If the plugins that use the credentials and use the credentials API correctly, enabling the Credentials/UseOwn and Credentials/UseItem permissions should allow fine-grained control over what credentials a job has access to when using any plugin that provides authorization for jobs.

Available authentication mapping strategies

The available authentication mapping strategies depends on how you have configured the Client controller security on the operations center:

  • With Do not enforce security settings on controllers, there is no guarantee that controllers are using the same security realm. As such, the username john may refer to different users. In some cases, it may be possible to map, for example, a user ID to/from an email address. Alternatively, there may be specific users the operations center administrator defines static mappings for.

  • With either Single Sign-On (security realm only) or Single Sign-On (security realm and authorization strategy), controllers are guaranteed to use the same security realm, and usernames can be mapped.

The strategies are then broken down in terms of the level of trust that the operations center administrator is prepared to forward to the controller.

  • The highest level of trust assumes that the SYSTEM authentication of the controller can act as SYSTEM on the operations center.

  • An intermediate level of trust would be where the administration of a controller has been delegated to some of that controller’s users. Those users would thus have Jenkins/Administer on the controller but not on the operations center. As such, they could use their super-user permissions as a route to gain additional permissions on the operations center. If you select an authentication mapping that maps SYSTEM when coming from the controller into ANONYMOUS, the operations center administrator can remove the risk. With this mapping, the user authentication can be trusted, and idempotent mapping of usernames (if the security realms are equivalent) is appropriate.

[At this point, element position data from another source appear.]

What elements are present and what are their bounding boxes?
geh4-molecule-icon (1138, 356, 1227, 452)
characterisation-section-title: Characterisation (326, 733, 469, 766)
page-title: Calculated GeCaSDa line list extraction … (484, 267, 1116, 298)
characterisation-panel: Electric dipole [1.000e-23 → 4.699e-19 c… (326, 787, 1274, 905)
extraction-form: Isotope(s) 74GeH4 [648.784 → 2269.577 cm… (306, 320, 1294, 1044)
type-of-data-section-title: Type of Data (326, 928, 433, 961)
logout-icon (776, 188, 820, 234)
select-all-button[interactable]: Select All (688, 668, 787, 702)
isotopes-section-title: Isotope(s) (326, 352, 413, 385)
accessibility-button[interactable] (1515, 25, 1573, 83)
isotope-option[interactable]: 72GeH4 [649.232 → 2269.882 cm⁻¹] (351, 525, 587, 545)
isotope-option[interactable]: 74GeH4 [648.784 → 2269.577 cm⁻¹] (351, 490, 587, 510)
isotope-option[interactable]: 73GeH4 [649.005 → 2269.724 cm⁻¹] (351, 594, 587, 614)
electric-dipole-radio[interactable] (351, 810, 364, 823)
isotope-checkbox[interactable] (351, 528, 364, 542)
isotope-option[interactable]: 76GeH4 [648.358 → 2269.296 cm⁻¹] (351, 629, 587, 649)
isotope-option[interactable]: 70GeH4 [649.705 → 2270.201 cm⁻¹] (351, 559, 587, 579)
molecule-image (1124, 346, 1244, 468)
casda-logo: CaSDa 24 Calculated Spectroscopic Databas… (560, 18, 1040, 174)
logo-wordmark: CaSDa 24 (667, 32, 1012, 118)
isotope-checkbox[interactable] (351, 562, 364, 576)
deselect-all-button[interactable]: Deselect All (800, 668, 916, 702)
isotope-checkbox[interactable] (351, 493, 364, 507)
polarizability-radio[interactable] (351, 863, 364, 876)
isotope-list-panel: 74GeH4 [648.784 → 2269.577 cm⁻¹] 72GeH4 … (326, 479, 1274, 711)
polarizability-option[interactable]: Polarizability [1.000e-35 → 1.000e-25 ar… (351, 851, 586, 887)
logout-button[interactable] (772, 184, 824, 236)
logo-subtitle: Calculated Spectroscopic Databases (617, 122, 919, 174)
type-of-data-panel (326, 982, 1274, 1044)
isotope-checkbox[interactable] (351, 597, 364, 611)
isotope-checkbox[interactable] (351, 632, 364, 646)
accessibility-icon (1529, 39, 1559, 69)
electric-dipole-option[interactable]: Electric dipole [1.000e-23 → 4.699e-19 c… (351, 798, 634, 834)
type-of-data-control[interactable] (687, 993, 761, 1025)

  • The lowest level of trust is to map all of the authentications that come from the controller to the ANONYMOUS authentication. This level of trust is appropriate when the controller integrity is unknown to the operations center administrator. For example, when the ad-hoc or experimental project teams want their controller connected to the operations center, and the operations center administrator does not know what plugins the team is installing.

When you select any strategy other than the highest level of trust, you may need to install a plugin that provides authorization for jobs on all of the controllers, and on the operations center if any inter-controller operations are required.

This is because when build jobs running as SYSTEM have their authentication mapped through the operations center, it is converted to ANONYMOUS, and may not have the required permissions on the target controller.

Change the authentication mapping strategy

Authentication mapping is installed into the remoting channel as the very first step of establishing the remoting connection between the client and the operations center.

For security reasons, the authentication mapping of a connection cannot be updated while the connection is active.

If you reconfigure the authentication mapping, the new authentication mapping is only updated once the controller has been disconnected from and reconnected to the operations center.